Some on the left worry about income inequality as though that matters.  It is, though, equality of opportunity that provides everyone the path to increasing prosperity.  Even though we begin life with an equal endowment of inalienable rights—including the right to seek our own happiness as John Adams described it—it is the implementation of those rights, equality of opportunity, that lets us capitalize on and so to maximize, our unequal endowments of ability, temperament, luck.

One way to assess the increasing prosperity of all is to look at consumption.  Hassett and Mathur do this in their paper, “A New Measure of Consumption Inequality,” a copy of which can be found here.
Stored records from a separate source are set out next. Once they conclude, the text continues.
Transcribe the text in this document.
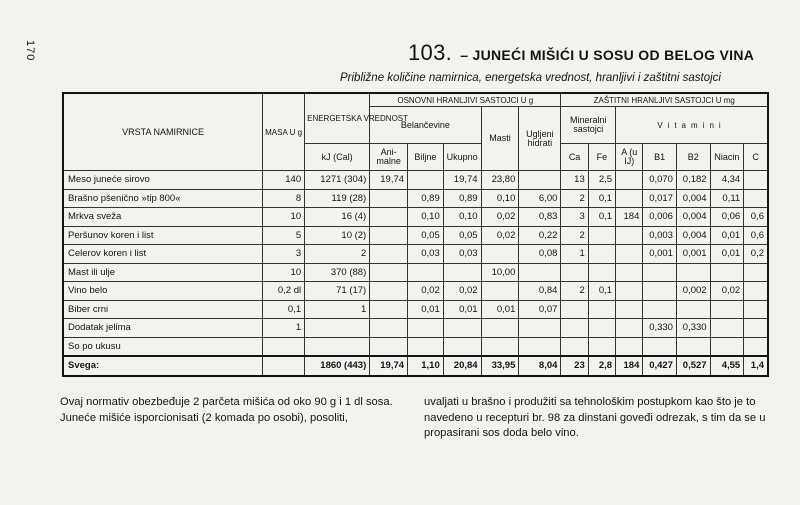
170	103. – JUNEĆI MIŠIĆI U SOSU OD BELOG VINA
Približne količine namirnica, energetska vrednost, hranljivi i zaštitni sastojci
VRSTA NAMIRNICE	MASA U g	ENERGETSKA VREDNOST	OSNOVNI HRANLJIVI SASTOJCI U g					ZAŠTITNI HRANLJIVI SASTOJCI U mg						
			Belančevine			Masti	Ugljeni hidrati	Mineralni sastojci		Vitamini				
		kJ (Cal)	Ani-malne	Biljne	Ukupno			Ca	Fe	A (u IJ)	B1	B2	Niacin	C
Meso juneće sirovo	140	1271 (304)	19,74		19,74	23,80		13	2,5		0,070	0,182	4,34	
Brašno pšenično »tip 800«	8	119 (28)		0,89	0,89	0,10	6,00	2	0,1		0,017	0,004	0,11	
Mrkva sveža	10	16 (4)		0,10	0,10	0,02	0,83	3	0,1	184	0,006	0,004	0,06	0,6
Peršunov koren i list	5	10 (2)		0,05	0,05	0,02	0,22	2			0,003	0,004	0,01	0,6
Celerov koren i list	3	2		0,03	0,03		0,08	1			0,001	0,001	0,01	0,2
Mast ili ulje	10	370 (88)				10,00								
Vino belo	0,2 dl	71 (17)		0,02	0,02		0,84	2	0,1			0,002	0,02	
Biber crni	0,1	1		0,01	0,01	0,01	0,07							
Dodatak jelima	1										0,330	0,330		
So po ukusu														
Svega:		1860 (443)	19,74	1,10	20,84	33,95	8,04	23	2,8	184	0,427	0,527	4,55	1,4

Ovaj normativ obezbeđuje 2 parčeta mišića od oko 90 g i 1 dl sosa.

Juneće mišiće isporcionisati (2 komada po osobi), posoliti,

uvaljati u brašno i produžiti sa tehnološkim postupkom kao što je to navedeno u recepturi br. 98 za dinstani goveđi odrezak, s tim da se u propasirani sos doda belo vino.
Some numbers will illustrate.  First, a snapshot of the general situation:

Per cent of Total US Consumption

 

Year 2000

Year 2010

Bottom Fifth of Households by Pretax Income

8.9%

8.3%

Middle Fifth

17.3%

17.1%

Top Fifth

37.3%

38.6%

That’s remarkably stable.

Now, the trend in consumption:

Increase in US Consumption from 2000 to 2010

Bottom Fifth

14%

Middle Fifth

6%

Top Fifth

14.3%

Despite the recessions of the early 2000s and since 2008, household consumption actually has increased, and the bottom fifth by pretax income increased their consumption by quite a bit, despite the claimed unfairness of income inequality.
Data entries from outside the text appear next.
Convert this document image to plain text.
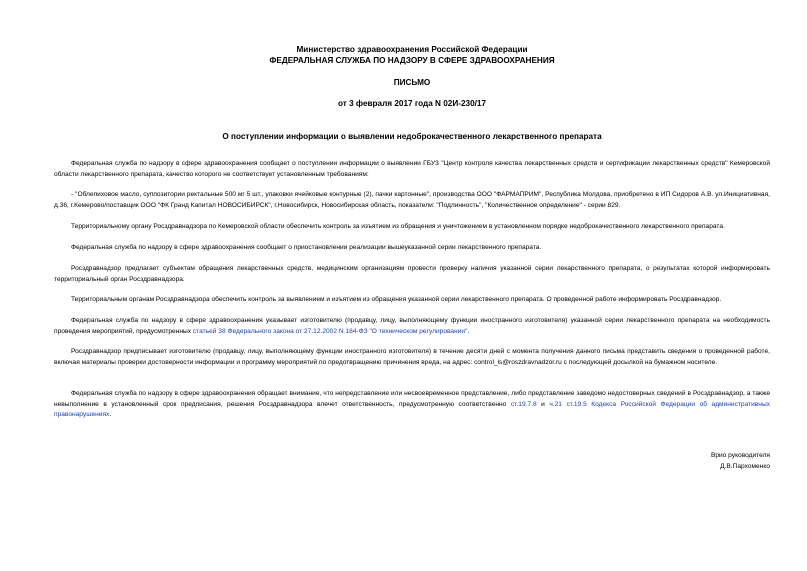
Министерство здравоохранения Российской Федерации
ФЕДЕРАЛЬНАЯ СЛУЖБА ПО НАДЗОРУ В СФЕРЕ ЗДРАВООХРАНЕНИЯ
ПИСЬМО
от 3 февраля 2017 года N 02И-230/17
О поступлении информации о выявлении недоброкачественного лекарственного препарата
Федеральная служба по надзору в сфере здравоохранения сообщает о поступлении информации о выявлении ГБУЗ "Центр контроля качества лекарственных средств и сертификации лекарственных средств" Кемеровской области лекарственного препарата, качество которого не соответствует установленным требованиям:
- "Облепиховое масло, суппозитории ректальные 500 мг 5 шт., упаковки ячейковые контурные (2), пачки картонные", производства ООО "ФАРМАПРИМ", Республика Молдова, приобретено в ИП Сидоров А.В. ул.Инициативная, д.36, г.Кемерово/поставщик ООО "ФК Гранд Капитал НОВОСИБИРСК", г.Новосибирск, Новосибирская область, показатели: "Подлинность", "Количественное определение" - серии 829.
Территориальному органу Росздравнадзора по Кемеровской области обеспечить контроль за изъятием из обращения и уничтожением в установленном порядке недоброкачественного лекарственного препарата.
Федеральная служба по надзору в сфере здравоохранения сообщает о приостановлении реализации вышеуказанной серии лекарственного препарата.
Росздравнадзор предлагает субъектам обращения лекарственных средств, медицинским организациям провести проверку наличия указанной серии лекарственного препарата, о результатах которой информировать территориальный орган Росздравнадзора.
Территориальным органам Росздравнадзора обеспечить контроль за выявлением и изъятием из обращения указанной серии лекарственного препарата. О проведенной работе информировать Росздравнадзор.
Федеральная служба по надзору в сфере здравоохранения указывает изготовителю (продавцу, лицу, выполняющему функции иностранного изготовителя) указанной серии лекарственного препарата на необходимость проведения мероприятий, предусмотренных статьей 38 Федерального закона от 27.12.2002 N 184-ФЗ "О техническом регулировании".
Росздравнадзор предписывает изготовителю (продавцу, лицу, выполняющему функции иностранного изготовителя) в течение десяти дней с момента получения данного письма представить сведения о проведенной работе, включая материалы проверки достоверности информации и программу мероприятий по предотвращению причинения вреда, на адрес: control_ls@roszdravnadzor.ru с последующей досылкой на бумажном носителе.
Федеральная служба по надзору в сфере здравоохранения обращает внимание, что непредставление или несвоевременное представление, либо представление заведомо недостоверных сведений в Росздравнадзор, а также невыполнение в установленный срок предписания, решения Росздравнадзора влечет ответственность, предусмотренную соответственно ст.19.7.8 и ч.21 ст.19.5 Кодекса Российской Федерации об административных правонарушениях.
Врио руководителя
Д.В.Пархоменко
Now, some illustrative items of consumption, focusing on the bottom fifth of American households:

Per cent of Households with the Indicated Item

 

Year 2001

Year 2009

Computer

19.8%

47.7%

Dishwasher

17.6%

30.8%

Microwave

74.9%

92.4%

Washing Machine

57.2%

62.4%

Air-Conditioning Equipment

65.8%

83.5%

6 Rooms (Other than bath) in the House

21.9%

30.0%

 

Odd, that—overall relative share, by those unequal income groups, of consumption of items like these has remained quite stable across over time.  Moreover, despite that income inequality (which has grown, as it typically does, during recessions, does not act as a limiting factor in consumption capacity.  Apparently unequal incomes don’t matter that much to well-being.  Household quality of life for is improving for all groups.

Of course, this does not mean that the lower income groups don’t need help—they often do, especially during economic dislocations; their resource margins are much thinner.  But that help is most effective as temporary hands up, not in the form of permanent wealth redistribution programs.  The latter simply address a non-existent problem.